Es war nach 2012 das zweite Mal, dass LGBT-Aktivisten in dem konfuzianisch
geprägten südostasiatischen Land mit Regenbogenfahnen auf Fahrrädern und
Motorrollern friedlich am Ho-Chi-Minh-Mausoleum und einer Lenin-Statue im
Stadtzentrum vorbeifuhren.
Obwohl keine Genehmigung für die angekündigte Parade vorlag, beschränkte
sich die Polizei aufs Zuschauen. Im von der KP autoritär regierten
Einparteienstaat werden öffentliche Demonstrationen nur selten erlaubt.
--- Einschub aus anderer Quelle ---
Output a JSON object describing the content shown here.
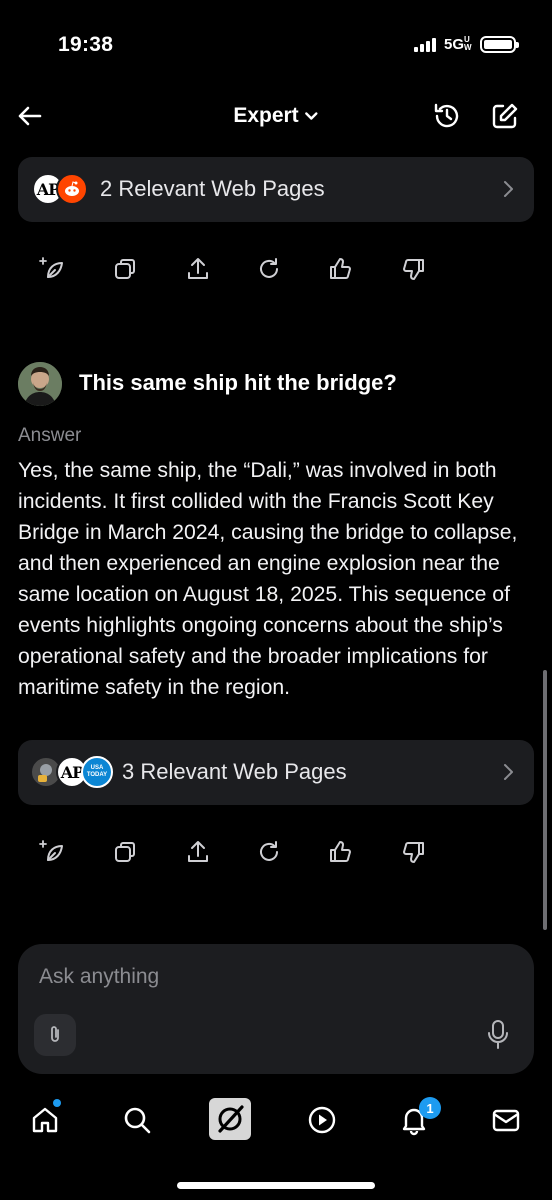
{
  "status": {
    "time": "19:38",
    "network": "5G",
    "network_suffix": "UW"
  },
  "header": {
    "model_label": "Expert"
  },
  "first_sources": {
    "label": "2 Relevant Web Pages"
  },
  "question": {
    "text": "This same ship hit the bridge?"
  },
  "answer": {
    "label": "Answer",
    "text": "Yes, the same ship, the “Dali,” was involved in both incidents. It first collided with the Francis Scott Key Bridge in March 2024, causing the bridge to collapse, and then experienced an engine explosion near the same location on August 18, 2025. This sequence of events highlights ongoing concerns about the ship’s operational safety and the broader implications for maritime safety in the region."
  },
  "second_sources": {
    "label": "3 Relevant Web Pages",
    "usa_text": "USA TODAY"
  },
  "favicons": {
    "ap": "AP"
  },
  "input": {
    "placeholder": "Ask anything"
  },
  "nav": {
    "notification_count": "1"
  },
  "colors": {
    "background": "#000000",
    "card": "#1c1d20",
    "accent": "#1d9bf0",
    "muted": "#8b8c91"
  }
}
„Ich möchte, dass die Gesellschaft uns akzeptiert, und ich bin stolz auf
mich“, sagte die 17-jährige Oberschülerin Vu Ngoc Anh einem Reporter. „Wir
hoffen, dass die Bevölkerung mehr über uns LGBTs lernt, und dass
Homosexualität überhaupt nichts schlechtes ist.“
## Film löst Debatte aus
Bis vor wenigen Jahren war gleichgeschlechtliche Liebe in Vietnam, wo meist
noch die traditionellen und klassisch-hierarchisch Familienwerte hoch
gehalten werden, ein Tabu. Im Jahr 2011 brachte der Film „Lost in Paradise
– Hot Boy Noi Loan“ des Regisseurs Vu Ngoc Dang erstmals das Thema
Homosexualität auf die Leinwand. Der einfühlsame Streifen über eine jungen
Mann vom Land, der in Ho-Chi-Minh-Stadt in die Schwulenszene abtaucht, war
ein Skandal. Doch er löste eine überfällige Debatte aus.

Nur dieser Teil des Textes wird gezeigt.